Ele afirmou que a sede da Rali teve endereço igual ao da Rogep Auto Peças –outra fornecedora da PM em contratos irregulares– porque, em 2013, adquiriu a firma do irmão do dono da Rogep.
Honda não soube dizer quanto pagou pela Rali nem se foram prestados serviços ao Comando-Geral da PM em 2009 e 2010, pois não estava na empresa na época.
O proprietário da Rogep, Rogério Torres, e o irmão dele, Sérgio Torres, ex-dono da Rali, não foram localizados.
Representantes da Construworld e A Luta Comércio e Serviços de Equipamentos Eletrônicos também não foram encontrados pela Folha nos endereços onde funcionariam suas sedes –nem em telefones atribuídos às empresas, em horário comercial.
A respeito das fraudes, a Secretaria da Segurança Pública afirmou, em nota, que a sindicância da PM concluiu pela "necessidade de responsabilização" do tenente-coronel José Afonso Adriano Filho por "improbidade administrativa e infrações penais".
"[A Secretaria da Segurança] determinou a instauração de Conselho de Justificação, com a finalidade de analisar a viabilidade de cassação do posto e da patente do tenente-coronel", diz a nota.

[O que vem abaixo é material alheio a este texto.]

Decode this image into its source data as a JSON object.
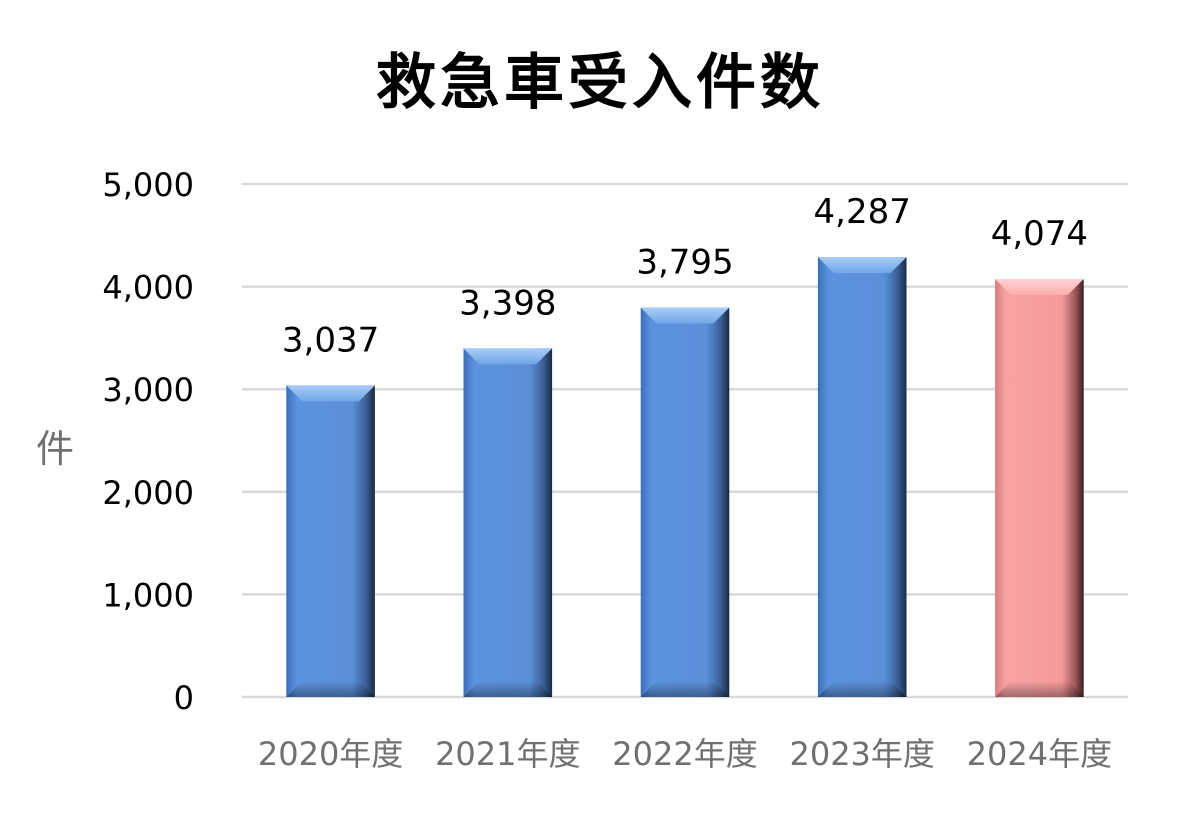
{
  "chart_data": {
    "type": "bar",
    "title": "救急車受入件数",
    "ylabel": "件",
    "xlabel": "",
    "categories": [
      "2020年度",
      "2021年度",
      "2022年度",
      "2023年度",
      "2024年度"
    ],
    "values": [
      3037,
      3398,
      3795,
      4287,
      4074
    ],
    "value_labels": [
      "3,037",
      "3,398",
      "3,795",
      "4,287",
      "4,074"
    ],
    "ylim": [
      0,
      5000
    ],
    "y_ticks": [
      0,
      1000,
      2000,
      3000,
      4000,
      5000
    ],
    "y_tick_labels": [
      "0",
      "1,000",
      "2,000",
      "3,000",
      "4,000",
      "5,000"
    ],
    "grid": true,
    "legend": "none",
    "bar_colors": [
      "#5b8fd8",
      "#5b8fd8",
      "#5b8fd8",
      "#5b8fd8",
      "#f59a9a"
    ],
    "highlighted_category": "2024年度"
  }
}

Adriano Filho negou ter feito tudo sozinho ou para proveito próprio.
"Não fiz nada sem ordem. Todas as melhorias executadas, não só no Quartel do Comando-Geral como em outras unidades, tinham ciência e autorização dos superiores. De todos os superiores", disse, sem citar nomes.
O ex-comandante-geral Álvaro Camilo disse desconhecer o esquema. "Não sabia que ele [Adriano Filho] estava envolvido nisso. É um absurdo. Ninguém da polícia dá uma ordem para alguém cometer alguma coisa errada."
O coronel Roberto Diniz, também ex-comandante-geral, não foi localizado.